To deal with both issues in a way that does not require any pre-filtering of variants, we have developed the PWST method by constructing a weighted sum test which takes into account both significance and direction information on effects of individual variants. We have demonstrated that our method significantly increases the power of detecting genetic unit with heterogeneous variants, and performs close to or better than direct collapsing methods even with no heterogeneous variants (i.e. no DM problem) in data. We have further observed that splitting RVs into positive and negative groups and testing the two groups separately using a PWST-like method (SPWST, a modified quantitative version of Ionita-Laza’s method) can achieve more power when variant effects are from single direction. In practice, since we don’t know whether or not there are bi-direction effects in observed data, it would be a good choice to combine the results from both PWST and SPWST.
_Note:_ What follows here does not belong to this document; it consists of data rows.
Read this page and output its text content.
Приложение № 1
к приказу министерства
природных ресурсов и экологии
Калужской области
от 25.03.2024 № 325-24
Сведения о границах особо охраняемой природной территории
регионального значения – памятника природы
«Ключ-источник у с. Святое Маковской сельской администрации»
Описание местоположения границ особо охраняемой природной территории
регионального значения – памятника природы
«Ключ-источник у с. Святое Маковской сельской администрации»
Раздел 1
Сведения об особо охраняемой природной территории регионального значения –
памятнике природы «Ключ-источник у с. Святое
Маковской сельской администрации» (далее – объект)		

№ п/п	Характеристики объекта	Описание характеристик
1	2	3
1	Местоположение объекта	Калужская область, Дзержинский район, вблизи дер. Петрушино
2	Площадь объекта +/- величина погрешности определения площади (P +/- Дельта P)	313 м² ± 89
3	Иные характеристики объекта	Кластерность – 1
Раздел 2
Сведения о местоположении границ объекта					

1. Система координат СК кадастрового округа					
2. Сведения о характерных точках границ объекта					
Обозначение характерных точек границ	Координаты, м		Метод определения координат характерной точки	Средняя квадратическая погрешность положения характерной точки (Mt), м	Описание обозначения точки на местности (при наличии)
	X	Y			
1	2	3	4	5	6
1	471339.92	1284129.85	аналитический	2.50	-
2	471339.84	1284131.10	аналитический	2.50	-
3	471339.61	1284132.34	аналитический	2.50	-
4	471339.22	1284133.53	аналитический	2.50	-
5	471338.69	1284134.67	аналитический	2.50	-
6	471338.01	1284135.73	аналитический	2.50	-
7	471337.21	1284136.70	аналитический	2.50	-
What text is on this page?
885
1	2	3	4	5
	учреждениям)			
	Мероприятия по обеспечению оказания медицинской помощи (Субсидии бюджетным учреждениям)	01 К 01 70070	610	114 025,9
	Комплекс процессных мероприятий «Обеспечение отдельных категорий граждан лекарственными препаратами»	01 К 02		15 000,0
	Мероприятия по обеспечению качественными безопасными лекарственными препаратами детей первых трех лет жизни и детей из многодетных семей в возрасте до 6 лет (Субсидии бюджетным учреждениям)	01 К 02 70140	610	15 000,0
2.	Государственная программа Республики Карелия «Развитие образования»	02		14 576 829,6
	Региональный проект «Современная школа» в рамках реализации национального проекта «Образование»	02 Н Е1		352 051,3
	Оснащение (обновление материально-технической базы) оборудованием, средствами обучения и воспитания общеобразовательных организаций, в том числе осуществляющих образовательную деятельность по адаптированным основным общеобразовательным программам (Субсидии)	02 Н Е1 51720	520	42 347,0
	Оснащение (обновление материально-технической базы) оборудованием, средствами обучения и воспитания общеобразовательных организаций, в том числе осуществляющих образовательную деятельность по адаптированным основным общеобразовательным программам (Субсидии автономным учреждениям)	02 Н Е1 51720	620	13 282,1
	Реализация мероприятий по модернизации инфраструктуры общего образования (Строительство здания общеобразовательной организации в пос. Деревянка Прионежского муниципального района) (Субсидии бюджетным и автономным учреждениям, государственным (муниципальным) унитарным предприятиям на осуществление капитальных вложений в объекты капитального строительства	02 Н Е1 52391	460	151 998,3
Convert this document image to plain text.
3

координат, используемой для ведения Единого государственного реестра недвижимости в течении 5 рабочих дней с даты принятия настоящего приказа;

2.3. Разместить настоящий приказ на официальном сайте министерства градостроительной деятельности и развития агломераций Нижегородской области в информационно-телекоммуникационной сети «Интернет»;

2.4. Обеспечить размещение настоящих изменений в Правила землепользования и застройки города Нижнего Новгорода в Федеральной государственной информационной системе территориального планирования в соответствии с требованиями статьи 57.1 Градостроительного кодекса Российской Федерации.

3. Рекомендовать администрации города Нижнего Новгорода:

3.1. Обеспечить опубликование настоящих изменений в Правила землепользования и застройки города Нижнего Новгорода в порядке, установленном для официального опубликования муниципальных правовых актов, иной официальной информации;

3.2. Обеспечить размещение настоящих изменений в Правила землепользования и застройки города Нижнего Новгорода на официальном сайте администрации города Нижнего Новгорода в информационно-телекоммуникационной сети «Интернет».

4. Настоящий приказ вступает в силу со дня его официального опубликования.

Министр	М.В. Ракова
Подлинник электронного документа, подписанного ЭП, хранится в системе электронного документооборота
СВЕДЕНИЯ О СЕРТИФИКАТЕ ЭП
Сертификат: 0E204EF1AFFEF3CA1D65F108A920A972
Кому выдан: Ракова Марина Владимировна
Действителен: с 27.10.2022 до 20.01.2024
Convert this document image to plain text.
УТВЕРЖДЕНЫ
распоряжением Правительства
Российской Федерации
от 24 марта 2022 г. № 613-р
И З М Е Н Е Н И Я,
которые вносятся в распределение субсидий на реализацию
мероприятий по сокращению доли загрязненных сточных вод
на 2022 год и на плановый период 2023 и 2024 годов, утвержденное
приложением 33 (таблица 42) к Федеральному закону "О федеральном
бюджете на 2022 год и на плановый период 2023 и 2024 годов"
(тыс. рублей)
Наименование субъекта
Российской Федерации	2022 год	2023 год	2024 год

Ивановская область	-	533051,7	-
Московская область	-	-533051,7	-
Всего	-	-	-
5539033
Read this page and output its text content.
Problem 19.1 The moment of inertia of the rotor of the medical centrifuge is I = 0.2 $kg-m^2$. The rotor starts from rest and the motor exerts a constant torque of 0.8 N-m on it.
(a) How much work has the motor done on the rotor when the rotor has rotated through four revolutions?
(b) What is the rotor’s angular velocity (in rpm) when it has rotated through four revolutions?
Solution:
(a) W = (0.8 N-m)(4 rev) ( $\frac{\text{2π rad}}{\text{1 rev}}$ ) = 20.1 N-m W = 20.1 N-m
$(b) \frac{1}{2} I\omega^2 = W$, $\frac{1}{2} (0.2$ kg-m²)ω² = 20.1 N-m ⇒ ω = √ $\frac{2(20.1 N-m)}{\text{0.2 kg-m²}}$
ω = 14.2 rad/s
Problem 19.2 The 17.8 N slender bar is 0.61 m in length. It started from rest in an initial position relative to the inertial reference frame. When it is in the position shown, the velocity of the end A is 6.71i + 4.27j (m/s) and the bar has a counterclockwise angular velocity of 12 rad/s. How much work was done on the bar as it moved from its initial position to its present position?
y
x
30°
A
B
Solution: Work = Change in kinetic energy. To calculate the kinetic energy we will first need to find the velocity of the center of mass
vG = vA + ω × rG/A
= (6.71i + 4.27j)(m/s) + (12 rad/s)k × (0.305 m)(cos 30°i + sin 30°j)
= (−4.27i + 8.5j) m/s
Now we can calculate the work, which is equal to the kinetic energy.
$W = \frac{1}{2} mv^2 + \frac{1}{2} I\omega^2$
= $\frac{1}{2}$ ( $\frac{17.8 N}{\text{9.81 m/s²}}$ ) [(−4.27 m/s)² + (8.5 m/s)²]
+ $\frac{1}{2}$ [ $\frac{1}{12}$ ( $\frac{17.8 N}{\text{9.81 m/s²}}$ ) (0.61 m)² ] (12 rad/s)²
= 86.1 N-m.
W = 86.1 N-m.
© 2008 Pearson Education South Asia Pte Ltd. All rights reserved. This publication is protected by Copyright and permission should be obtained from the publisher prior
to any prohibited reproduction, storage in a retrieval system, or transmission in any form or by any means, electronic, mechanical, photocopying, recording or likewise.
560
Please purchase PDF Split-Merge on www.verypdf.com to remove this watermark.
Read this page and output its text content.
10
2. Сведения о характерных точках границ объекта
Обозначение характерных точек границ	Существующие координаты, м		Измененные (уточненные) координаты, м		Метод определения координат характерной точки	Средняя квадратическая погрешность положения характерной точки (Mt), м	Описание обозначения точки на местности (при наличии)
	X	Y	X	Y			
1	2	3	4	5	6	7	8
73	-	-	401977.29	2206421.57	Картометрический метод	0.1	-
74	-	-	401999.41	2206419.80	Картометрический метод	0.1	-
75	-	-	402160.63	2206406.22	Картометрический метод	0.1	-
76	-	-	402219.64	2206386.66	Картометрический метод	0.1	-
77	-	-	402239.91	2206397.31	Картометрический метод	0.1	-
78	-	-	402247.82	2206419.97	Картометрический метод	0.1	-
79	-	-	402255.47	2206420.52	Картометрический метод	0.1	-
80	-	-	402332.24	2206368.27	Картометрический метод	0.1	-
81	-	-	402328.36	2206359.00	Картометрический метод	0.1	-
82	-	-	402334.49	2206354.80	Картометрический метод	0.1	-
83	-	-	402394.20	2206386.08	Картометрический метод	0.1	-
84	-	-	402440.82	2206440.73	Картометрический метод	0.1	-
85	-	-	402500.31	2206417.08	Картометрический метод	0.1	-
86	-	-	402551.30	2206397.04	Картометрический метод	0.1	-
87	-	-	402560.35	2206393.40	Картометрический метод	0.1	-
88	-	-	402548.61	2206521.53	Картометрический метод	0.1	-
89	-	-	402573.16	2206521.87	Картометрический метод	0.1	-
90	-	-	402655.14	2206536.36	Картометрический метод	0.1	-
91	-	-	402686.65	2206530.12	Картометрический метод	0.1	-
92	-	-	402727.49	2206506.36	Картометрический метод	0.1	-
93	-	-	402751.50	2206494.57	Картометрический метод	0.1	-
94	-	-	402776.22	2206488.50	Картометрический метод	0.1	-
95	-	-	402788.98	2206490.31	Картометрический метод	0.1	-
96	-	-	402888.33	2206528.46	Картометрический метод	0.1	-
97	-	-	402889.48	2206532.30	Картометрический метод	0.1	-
A major advantage of PWST is that it requires no specific biological assumptions for observed data. For example, it is not necessary to assume the association between variant rarity and disease risk (required by the WSS method), or to assume the same effect direction for all (or most) functional variants (required by the CMC and WSS methods). PWST adaptively learns and estimates effect importance and direction for individual variants from observed data per se, and then use these learnt information as weight to construct a collective test. This data-adaptive strategy makes PWST more powerful, more flexible to different traits and different experimental designs, and more robust to the violation of particular assumptions.

The key feature of PWST is weighting individual variants by the use of a rescaled p-value which reflects both significance and direction of variant effect on trait. Essentially, PWST is a general data-adaptive weighting strategy (not a particular method) for sum test. It can be easily implemented with any methods that can obtain left-tail p-values sensitive to effect direction. For example, the linear regression used in this paper for quantitative traits can be replaced with logistic regression for binary traits, and covariates can be as well included in the model.

We have demonstrated the application of PWST to a real dataset using a fixed MAF cutoff of 0.01, which is arbitrary and may not be optimal. Theoretically, PWST can be used for testing a group of variants with any MAFs. To optimized it, PWST can be incorporated with some variable-threshold procedures [Price et al., 2010; Pan and Shen, 2011], and further investigation of the PWST-based variable-threshold procedures is warranted.